This fact of our institutional structure isn’t given nearly enough weight or consideration in our political discussions (via Matt Yglesias):
Third, there’s weak party discipline. If the House Blue Dogs were subjected to the kind of very tight party discipline that exists in many countries, they would have a strong incentive to try to form some kind of independent political organization. But since US politics features weak discipline, it’s easier to stay within a party coalition and then form an intra-party factional organization.
It’s not just that there’s weak party discipline, it’s that its hard to characterize the Democratic Party as a single party. Rather, as I was explaining to a friend not too long ago, it’s much more accurate to think of the “two-party” system as a “three-party” system with one of those parties in a long-term alliance with the other for electoral reasons. The United States has three major parties: a medium-sized center-left party, the Democratic Party, that is mostly concentrated on the West Coast, the Mid-Atlantic and the Northeast, with a few seats in the Rust Belt. A center-right party, the Blue Dogs, which are concentrated in the West and the Rust Belt, with strongholds in the South.
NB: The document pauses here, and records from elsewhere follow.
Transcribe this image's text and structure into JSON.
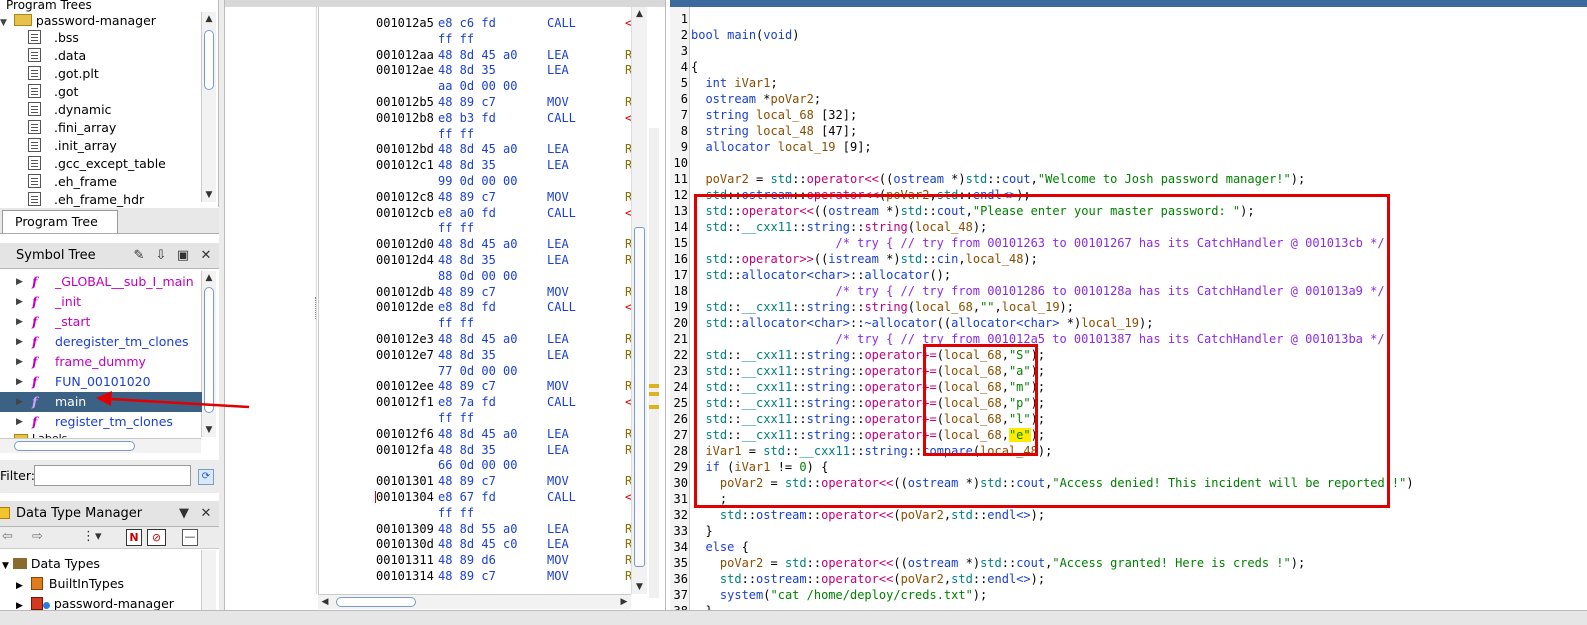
{
  "program_trees": {
    "root_label": "password-manager",
    "items": [
      ".bss",
      ".data",
      ".got.plt",
      ".got",
      ".dynamic",
      ".fini_array",
      ".init_array",
      ".gcc_except_table",
      ".eh_frame",
      ".eh_frame_hdr"
    ],
    "tab_label": "Program Tree"
  },
  "symbol_tree": {
    "title": "Symbol Tree",
    "items": [
      {
        "label": "_GLOBAL__sub_I_main",
        "color": "#c000c0"
      },
      {
        "label": "_init",
        "color": "#c000c0"
      },
      {
        "label": "_start",
        "color": "#c000c0"
      },
      {
        "label": "deregister_tm_clones",
        "color": "#1a3fd1"
      },
      {
        "label": "frame_dummy",
        "color": "#c000c0"
      },
      {
        "label": "FUN_00101020",
        "color": "#1a3fd1"
      },
      {
        "label": "main",
        "color": "#ffffff",
        "selected": true
      },
      {
        "label": "register_tm_clones",
        "color": "#1a3fd1"
      }
    ],
    "partial_item": "Labels",
    "filter_label": "Filter:",
    "filter_value": ""
  },
  "data_type_manager": {
    "title": "Data Type Manager",
    "root": "Data Types",
    "items": [
      "BuiltInTypes",
      "password-manager"
    ]
  },
  "listing": {
    "lines": [
      {
        "addr": "001012a5",
        "bytes": "e8 c6 fd",
        "mnem": "CALL",
        "op": "<"
      },
      {
        "addr": "",
        "bytes": "ff ff",
        "mnem": "",
        "op": ""
      },
      {
        "addr": "001012aa",
        "bytes": "48 8d 45 a0",
        "mnem": "LEA",
        "op": "R"
      },
      {
        "addr": "001012ae",
        "bytes": "48 8d 35",
        "mnem": "LEA",
        "op": "R"
      },
      {
        "addr": "",
        "bytes": "aa 0d 00 00",
        "mnem": "",
        "op": ""
      },
      {
        "addr": "001012b5",
        "bytes": "48 89 c7",
        "mnem": "MOV",
        "op": "R"
      },
      {
        "addr": "001012b8",
        "bytes": "e8 b3 fd",
        "mnem": "CALL",
        "op": "<"
      },
      {
        "addr": "",
        "bytes": "ff ff",
        "mnem": "",
        "op": ""
      },
      {
        "addr": "001012bd",
        "bytes": "48 8d 45 a0",
        "mnem": "LEA",
        "op": "R"
      },
      {
        "addr": "001012c1",
        "bytes": "48 8d 35",
        "mnem": "LEA",
        "op": "R"
      },
      {
        "addr": "",
        "bytes": "99 0d 00 00",
        "mnem": "",
        "op": ""
      },
      {
        "addr": "001012c8",
        "bytes": "48 89 c7",
        "mnem": "MOV",
        "op": "R"
      },
      {
        "addr": "001012cb",
        "bytes": "e8 a0 fd",
        "mnem": "CALL",
        "op": "<"
      },
      {
        "addr": "",
        "bytes": "ff ff",
        "mnem": "",
        "op": ""
      },
      {
        "addr": "001012d0",
        "bytes": "48 8d 45 a0",
        "mnem": "LEA",
        "op": "R"
      },
      {
        "addr": "001012d4",
        "bytes": "48 8d 35",
        "mnem": "LEA",
        "op": "R"
      },
      {
        "addr": "",
        "bytes": "88 0d 00 00",
        "mnem": "",
        "op": ""
      },
      {
        "addr": "001012db",
        "bytes": "48 89 c7",
        "mnem": "MOV",
        "op": "R"
      },
      {
        "addr": "001012de",
        "bytes": "e8 8d fd",
        "mnem": "CALL",
        "op": "<"
      },
      {
        "addr": "",
        "bytes": "ff ff",
        "mnem": "",
        "op": ""
      },
      {
        "addr": "001012e3",
        "bytes": "48 8d 45 a0",
        "mnem": "LEA",
        "op": "R"
      },
      {
        "addr": "001012e7",
        "bytes": "48 8d 35",
        "mnem": "LEA",
        "op": "R"
      },
      {
        "addr": "",
        "bytes": "77 0d 00 00",
        "mnem": "",
        "op": ""
      },
      {
        "addr": "001012ee",
        "bytes": "48 89 c7",
        "mnem": "MOV",
        "op": "R"
      },
      {
        "addr": "001012f1",
        "bytes": "e8 7a fd",
        "mnem": "CALL",
        "op": "<"
      },
      {
        "addr": "",
        "bytes": "ff ff",
        "mnem": "",
        "op": ""
      },
      {
        "addr": "001012f6",
        "bytes": "48 8d 45 a0",
        "mnem": "LEA",
        "op": "R"
      },
      {
        "addr": "001012fa",
        "bytes": "48 8d 35",
        "mnem": "LEA",
        "op": "R"
      },
      {
        "addr": "",
        "bytes": "66 0d 00 00",
        "mnem": "",
        "op": ""
      },
      {
        "addr": "00101301",
        "bytes": "48 89 c7",
        "mnem": "MOV",
        "op": "R"
      },
      {
        "addr": "00101304",
        "bytes": "e8 67 fd",
        "mnem": "CALL",
        "op": "<"
      },
      {
        "addr": "",
        "bytes": "ff ff",
        "mnem": "",
        "op": ""
      },
      {
        "addr": "00101309",
        "bytes": "48 8d 55 a0",
        "mnem": "LEA",
        "op": "R"
      },
      {
        "addr": "0010130d",
        "bytes": "48 8d 45 c0",
        "mnem": "LEA",
        "op": "R"
      },
      {
        "addr": "00101311",
        "bytes": "48 89 d6",
        "mnem": "MOV",
        "op": "R"
      },
      {
        "addr": "00101314",
        "bytes": "48 89 c7",
        "mnem": "MOV",
        "op": "R"
      }
    ]
  },
  "decompiler": {
    "line_numbers": [
      "1",
      "2",
      "3",
      "4",
      "5",
      "6",
      "7",
      "8",
      "9",
      "10",
      "11",
      "12",
      "13",
      "14",
      "15",
      "16",
      "17",
      "18",
      "19",
      "20",
      "21",
      "22",
      "23",
      "24",
      "25",
      "26",
      "27",
      "28",
      "29",
      "30",
      "31",
      "32",
      "33",
      "34",
      "35",
      "36",
      "37",
      "38"
    ],
    "main_sig": [
      "bool",
      "main",
      "(",
      "void",
      ")"
    ],
    "strings": {
      "welcome": "\"Welcome to Josh password manager!\"",
      "prompt": "\"Please enter your master password: \"",
      "empty": "\"\"",
      "S": "\"S\"",
      "a": "\"a\"",
      "m": "\"m\"",
      "p": "\"p\"",
      "l": "\"l\"",
      "e": "\"e\"",
      "denied": "\"Access denied! This incident will be reported !\"",
      "granted": "\"Access granted! Here is creds !\"",
      "cat": "\"cat /home/deploy/creds.txt\""
    },
    "comments": {
      "c15": "/* try { // try from 00101263 to 00101267 has its CatchHandler @ 001013cb */",
      "c18": "/* try { // try from 00101286 to 0010128a has its CatchHandler @ 001013a9 */",
      "c21": "/* try { // try from 001012a5 to 00101387 has its CatchHandler @ 001013ba */"
    }
  }
}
And a small right-wing party, the Republican Party, which is almost entirely concentrated in the South, with strongholds in the West and the interior of California.
This is a banal point, but it really needs to be made more often: the country isn’t “fundamentally conservative” but it also isn’t terribly friendly to explicitly progressive policies and goals. The fact that we have a two-party system masks that, and fools us into thinking that we, progressives, have a much larger majority than we actually do.
This is a banal point, but it really needs to be made more often: the country isn’t “fundamentally conservative” but it also isn’t terribly friendly to explicitly progressive policies and goals.
And why is that? Most of the policies poll well. It’s because we have the TradMed and places like Faux Noise working against us. That’s why.